# Traction idler spring



## Moochie242 (Feb 22, 2015)

Hello,
New member. I have a Ariens model 920013,ST22LE Compact. The unit just stopped, no forward or reverse. The auger is working. So I removed the plastic cover and discovered a broken spring. Is this the Idler spring? If so I am not sure where it goes. Is there any videos that show where the spring goes. The parts diagram does not help.


----------



## Kiss4aFrog (Nov 3, 2013)

Welcome to the forum Moochie 

A photo would certainly be helpful but hopefully someone with a similar model has photos of theirs.
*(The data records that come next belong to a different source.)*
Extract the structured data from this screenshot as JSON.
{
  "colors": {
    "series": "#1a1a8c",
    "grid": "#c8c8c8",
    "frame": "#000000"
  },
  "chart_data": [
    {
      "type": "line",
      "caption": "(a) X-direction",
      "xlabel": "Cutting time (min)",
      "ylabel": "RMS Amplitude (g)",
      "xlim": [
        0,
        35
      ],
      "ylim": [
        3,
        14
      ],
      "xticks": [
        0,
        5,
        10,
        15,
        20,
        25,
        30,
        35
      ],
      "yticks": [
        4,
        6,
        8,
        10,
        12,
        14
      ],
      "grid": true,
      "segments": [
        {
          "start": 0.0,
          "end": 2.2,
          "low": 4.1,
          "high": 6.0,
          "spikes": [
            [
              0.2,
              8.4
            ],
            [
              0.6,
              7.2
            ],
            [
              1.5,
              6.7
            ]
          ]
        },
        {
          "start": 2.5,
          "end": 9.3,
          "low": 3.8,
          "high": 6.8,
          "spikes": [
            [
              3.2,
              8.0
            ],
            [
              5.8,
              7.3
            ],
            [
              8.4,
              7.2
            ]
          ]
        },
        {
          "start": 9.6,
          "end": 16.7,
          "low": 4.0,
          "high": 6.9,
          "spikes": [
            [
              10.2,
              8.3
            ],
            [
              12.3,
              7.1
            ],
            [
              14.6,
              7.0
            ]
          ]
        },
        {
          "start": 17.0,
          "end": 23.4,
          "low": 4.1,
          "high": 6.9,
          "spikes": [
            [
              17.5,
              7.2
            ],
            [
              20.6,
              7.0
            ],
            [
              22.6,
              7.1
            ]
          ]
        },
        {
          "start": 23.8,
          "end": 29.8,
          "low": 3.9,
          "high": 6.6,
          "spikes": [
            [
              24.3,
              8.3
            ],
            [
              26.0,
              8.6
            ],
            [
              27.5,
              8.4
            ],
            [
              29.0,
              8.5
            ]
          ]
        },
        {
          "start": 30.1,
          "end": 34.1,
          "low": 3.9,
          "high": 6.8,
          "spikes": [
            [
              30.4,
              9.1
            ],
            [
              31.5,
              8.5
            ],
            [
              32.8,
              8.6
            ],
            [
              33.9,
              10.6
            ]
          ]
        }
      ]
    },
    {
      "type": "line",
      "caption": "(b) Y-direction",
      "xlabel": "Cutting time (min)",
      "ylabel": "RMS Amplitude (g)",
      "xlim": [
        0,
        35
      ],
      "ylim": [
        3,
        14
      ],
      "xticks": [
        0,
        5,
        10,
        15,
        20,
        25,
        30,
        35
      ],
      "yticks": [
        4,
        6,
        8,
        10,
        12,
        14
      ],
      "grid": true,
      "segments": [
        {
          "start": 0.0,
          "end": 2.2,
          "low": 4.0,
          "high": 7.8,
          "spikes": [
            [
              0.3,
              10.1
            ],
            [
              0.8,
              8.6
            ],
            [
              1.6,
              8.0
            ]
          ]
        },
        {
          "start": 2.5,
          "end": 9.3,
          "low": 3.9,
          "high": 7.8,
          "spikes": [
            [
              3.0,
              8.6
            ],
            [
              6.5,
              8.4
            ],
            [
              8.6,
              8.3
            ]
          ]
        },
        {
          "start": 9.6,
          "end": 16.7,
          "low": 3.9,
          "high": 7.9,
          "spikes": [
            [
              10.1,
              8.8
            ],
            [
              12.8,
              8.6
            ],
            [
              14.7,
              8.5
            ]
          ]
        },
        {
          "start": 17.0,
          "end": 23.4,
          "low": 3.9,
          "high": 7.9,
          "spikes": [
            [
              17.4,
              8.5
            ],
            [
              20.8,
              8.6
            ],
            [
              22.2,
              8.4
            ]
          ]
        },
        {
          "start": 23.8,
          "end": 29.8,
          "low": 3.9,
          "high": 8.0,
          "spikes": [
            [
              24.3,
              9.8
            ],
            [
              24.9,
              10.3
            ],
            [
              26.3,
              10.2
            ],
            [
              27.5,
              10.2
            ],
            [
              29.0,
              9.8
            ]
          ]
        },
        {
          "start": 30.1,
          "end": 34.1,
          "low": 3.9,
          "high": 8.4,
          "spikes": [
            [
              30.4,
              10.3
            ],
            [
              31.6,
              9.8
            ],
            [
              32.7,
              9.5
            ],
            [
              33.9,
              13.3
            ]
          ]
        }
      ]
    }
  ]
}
Is it the spring for the tensioner on the wheel drive belt ?? #43


----------



## Town (Jan 31, 2015)

Probably the same location as on my machine. The traction idler spring is attached between two nuts on the idler wheel mounting bolt and angles slightly down to the frame. It is clearly visible. You probably have a picture of the mounting in the Owner manual.

Good luck.


----------



## enigma-2 (Feb 11, 2014)

http://apache.ariens.com/manuals/04135500_ENG.pdf
The spring is shown on page 26, figures 26, 27 and 28.


----------



## Town (Jan 31, 2015)

Moochie242 said:


> Hello,
> New member. I have a Ariens model 920013,ST22LE Compact. The unit just stopped, no forward or reverse. The auger is working. So I removed the plastic cover and discovered a broken spring. Is this the Idler spring? If so I am not sure where it goes. Is there any videos that show where the spring goes. The parts diagram does not help.


You probably have this fixed now, but I took a pictures of mine, just in case.

Good luck.


----------